Former ABC bureau chief Matthew Carney has told his story of fleeing China for the first time
Chinese authorities threatened to detain an Australian journalist and his 14-year-old daughter two years ago, in apparent retaliation for his coverage of China.
Matthew Carney, then the Australian Broadcasting Corp’s Beijing bureau chief, was already bracing for trouble after being reprimanded by Chinese foreign ministry representatives upset over his coverage, which they had deemed unfavourable to the country.
The last meeting he had with representatives ended with him being told he had personally broken Chinese laws and was now under ‘investigation.’
The problems continued when Carney sought to renew his journalist visa. During the process, he was instructed to report to a facility and to bring his daughter, where a lead interrogator later alleged she had broken visa rules.
He was told because his daughter is an adult under Chinese law, that "as the People’s Republic of China is a law-abiding country, she will be charged with the visa crime.”
Matthew Carney left China two years ago
“I do have to inform you, Mr Carney, that we have a right to keep your daughter in an undisclosed location,” she said.
Carney says the interrogator also told him: “You can’t leave the People’s Republic of China! You are under investigation and we have put an exit ban on your passport.”
Carney and his daughter’s exit bans were lifted after he and his family were forced to "confess" to their visa crimes.
Carney shared his experience for the first time on Monday in a story for ABC, saying he had chosen not to do so earlier over concerns of “negative consequences” for his Australian journalist colleagues remaining in China.
That changed after ABC correspondent Bill Birtles and Australian Financial Review’s Michael Smith – the last two journalists based in China for Australian media outlets – fled the country earlier this month during a diplomatic standoff.
Chinese state security visited the homes of Birtles in Beijing and Smith to inform them that exit bans had been placed on them as they were part of an ‘investigation,’ and that as such both needed to submit to interrogation.
The Australian government sheltered the pair, and eventually were able to secure a guarantee from the Chinese government for the journalists to leave the country after an hour-long interrogation.

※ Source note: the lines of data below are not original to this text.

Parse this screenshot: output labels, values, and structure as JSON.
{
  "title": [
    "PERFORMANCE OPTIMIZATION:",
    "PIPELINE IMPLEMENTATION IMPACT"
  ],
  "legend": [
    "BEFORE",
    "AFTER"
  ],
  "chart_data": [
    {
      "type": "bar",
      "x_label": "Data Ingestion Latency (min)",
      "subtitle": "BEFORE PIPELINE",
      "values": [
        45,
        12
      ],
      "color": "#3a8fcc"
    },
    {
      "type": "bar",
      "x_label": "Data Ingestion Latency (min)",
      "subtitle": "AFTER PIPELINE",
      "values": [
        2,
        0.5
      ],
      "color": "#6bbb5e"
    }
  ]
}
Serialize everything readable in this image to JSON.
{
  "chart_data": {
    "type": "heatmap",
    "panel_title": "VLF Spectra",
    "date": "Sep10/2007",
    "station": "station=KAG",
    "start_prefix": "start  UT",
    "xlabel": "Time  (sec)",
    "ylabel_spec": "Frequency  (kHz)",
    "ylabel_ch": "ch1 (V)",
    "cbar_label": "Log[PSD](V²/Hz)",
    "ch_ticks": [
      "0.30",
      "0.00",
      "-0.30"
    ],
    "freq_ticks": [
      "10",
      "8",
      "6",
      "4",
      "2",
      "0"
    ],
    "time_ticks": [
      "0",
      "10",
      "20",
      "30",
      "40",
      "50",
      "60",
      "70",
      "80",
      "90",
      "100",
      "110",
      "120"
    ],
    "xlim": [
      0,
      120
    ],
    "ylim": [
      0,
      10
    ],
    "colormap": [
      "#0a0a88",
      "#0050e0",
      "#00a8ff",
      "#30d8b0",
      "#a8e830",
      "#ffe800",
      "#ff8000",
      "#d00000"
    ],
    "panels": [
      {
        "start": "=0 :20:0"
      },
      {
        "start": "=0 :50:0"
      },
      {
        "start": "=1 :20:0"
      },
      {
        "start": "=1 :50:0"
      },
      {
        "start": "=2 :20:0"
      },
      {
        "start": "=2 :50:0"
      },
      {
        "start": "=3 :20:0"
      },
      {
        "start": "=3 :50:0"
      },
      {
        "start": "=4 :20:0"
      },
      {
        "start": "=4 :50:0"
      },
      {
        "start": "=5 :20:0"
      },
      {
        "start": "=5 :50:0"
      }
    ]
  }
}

Foreign journalists based in China are facing increasing harassment and pressure from Chinese authorities over coverage the government dislikes.
In the first half of this year alone as diplomatic tensions rose with the West, the Chinese government expelled 17 foreign journalists, according to the Foreign Correspondents’ Club of China.
“The effort to keep foreign journalists in China against their will marks a significant escalation of an ongoing, sustained Chinese government assault on media freedoms,” the FCCC said in a statement about Birtles and Smith.
The FCCC said it “denounces” Chinese government actions that have led “foreign journalists to fear that they could be targets of China’s hostage diplomacy.”